Not surprisingly, there are some people in the population who have gifts, the same kinds of gifts as mine. They can go into the darkness and talk to some really nasty people, and think about some really horrible things. They can come back, and they have a good story to tell. The story is a very powerful one, whether they become journalists or academics is really not the important point. It’s these two central gifts. Yes, it [sometimes] overwhelms them, but it doesn’t stop them. Whenever young people come up to me and clearly have these gifts, I go, ‘Ah, another member of the House of Slytherin! The truth is the House of Slytherin in Harry Potter is about all those people who know the dark arts. You always need these people, you need people who can understand the dark arts, and who are not freaked out by it. Who can understand it and communicate it to other people. There is a place for such people.

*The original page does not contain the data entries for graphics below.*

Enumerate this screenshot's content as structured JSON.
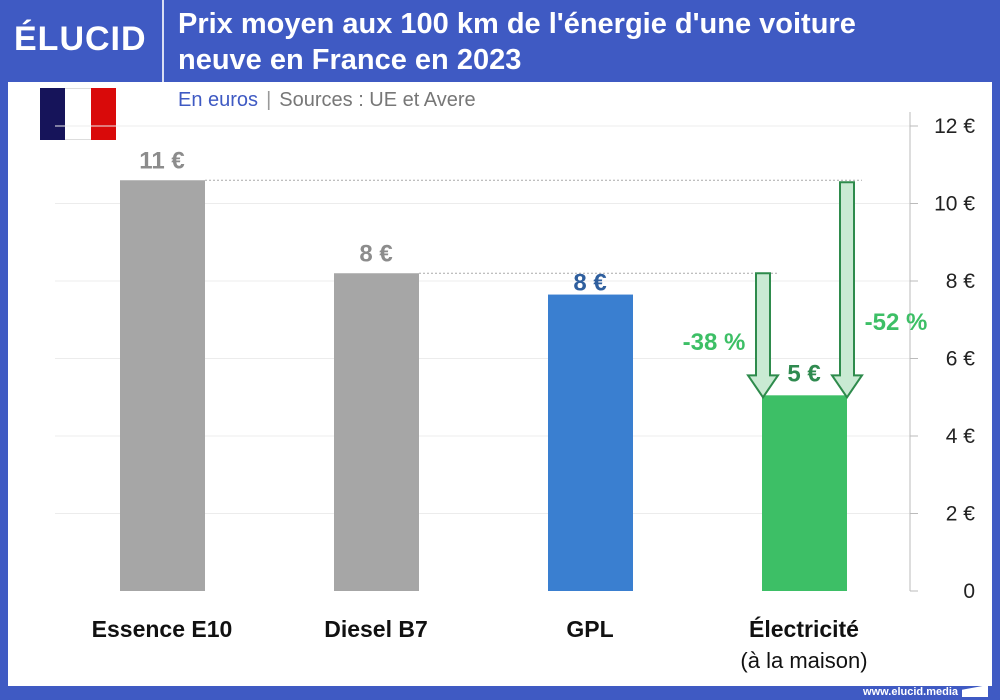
{
  "header": {
    "logo": "ÉLUCID",
    "title_line1": "Prix moyen aux 100 km de l'énergie d'une voiture",
    "title_line2": "neuve en France en 2023"
  },
  "subtitle": {
    "unit": "En euros",
    "separator": "|",
    "sources": "Sources : UE et Avere"
  },
  "footer": {
    "url": "www.elucid.media"
  },
  "colors": {
    "frame": "#3f5ac3",
    "gray_bar": "#a6a6a6",
    "gpl_bar": "#3a7fd0",
    "electric_bar": "#3dbf66",
    "arrow_fill": "#c9ead3",
    "arrow_stroke": "#2e8b4c"
  },
  "chart_data": {
    "type": "bar",
    "categories": [
      "Essence E10",
      "Diesel B7",
      "GPL",
      "Électricité"
    ],
    "category_sublabels": [
      "",
      "",
      "",
      "(à la maison)"
    ],
    "values": [
      10.6,
      8.2,
      7.65,
      5.05
    ],
    "data_labels": [
      "11 €",
      "8 €",
      "8 €",
      "5 €"
    ],
    "ylim": [
      0,
      12
    ],
    "yticks": [
      0,
      2,
      4,
      6,
      8,
      10,
      12
    ],
    "ytick_labels": [
      "0",
      "2 €",
      "4 €",
      "6 €",
      "8 €",
      "10 €",
      "12 €"
    ],
    "y_axis_side": "right",
    "grid": true,
    "annotations": [
      {
        "text": "-38 %",
        "from": "Diesel B7",
        "to": "Électricité"
      },
      {
        "text": "-52 %",
        "from": "Essence E10",
        "to": "Électricité"
      }
    ]
  }
}
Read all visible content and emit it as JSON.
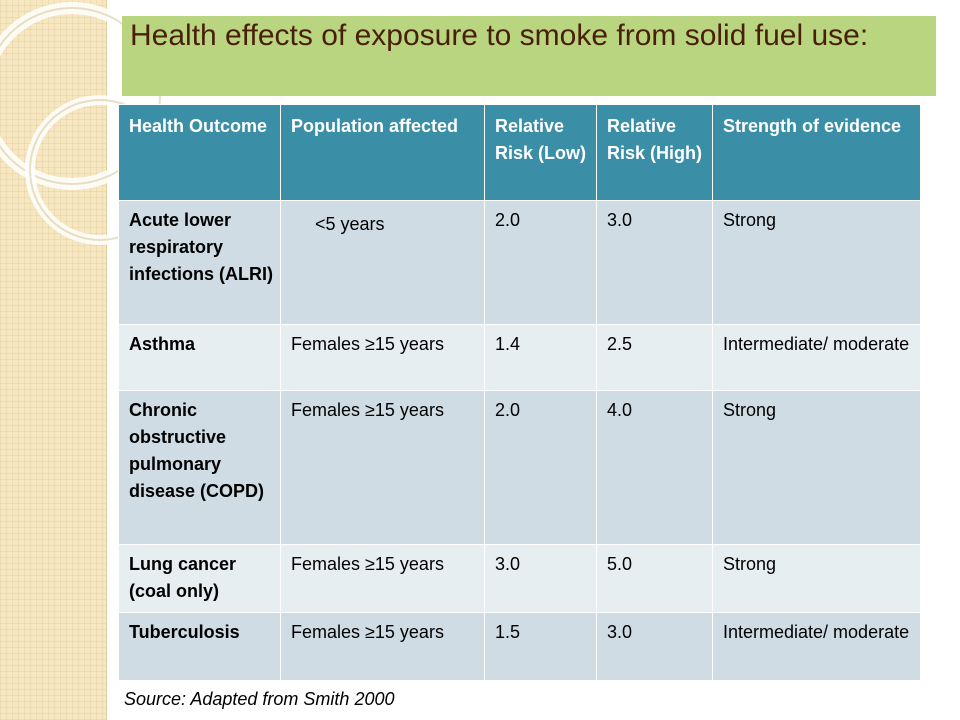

Do you believe that the world collectively is using more, less or about the same amount of state-sponsored torture as existed, for example, 100 years ago?
Impossible to know. The most we can say is that during the colonial period, what happened was that they managed to put an end to some of the more barbaric and visible public displays. But that’s about all we can say.
Any reason for optimism as you view the world heading into the new year?
Oh, yeah! For sure! One of the main points about what I’m saying is that when we watch, torturers care. Torturers actually care about what your church group, or your newspaper, or anybody says. Public monitoring really works. And this is one of the important points: It’s really easy to stop torture. It’s not hard at all. All you really need are clear rules, clear authority that punishes if you disobey the rules. And then you need regular medical inspections, and remand before a public authority within 48 hours. If you have two sets of rules, like we had at Abu Ghraib, if you have two kinds of authority, military security and MPs, if you have no punishment for whichever set you follow, if you lie to the Red Cross about medical inspections, and it takes you four months to see an Iraqi judge, then you have Abu Ghraib. I mean, it’s almost predictable what normal people will do under these circumstances. So it’s really easy to stop torture. The harder thing is to persuade governments to stop creating the conditions that produce torture. Even harder than that for us is going to be…once you have torture in the system it is very hard to get it out. There’s all sorts of problems that will take us years and years to fix.
FACT: Rejali delivered the keynote address last month in Copenhagen at the 30th anniversary of the Research Center for the Rehabilitation of Torture Victims.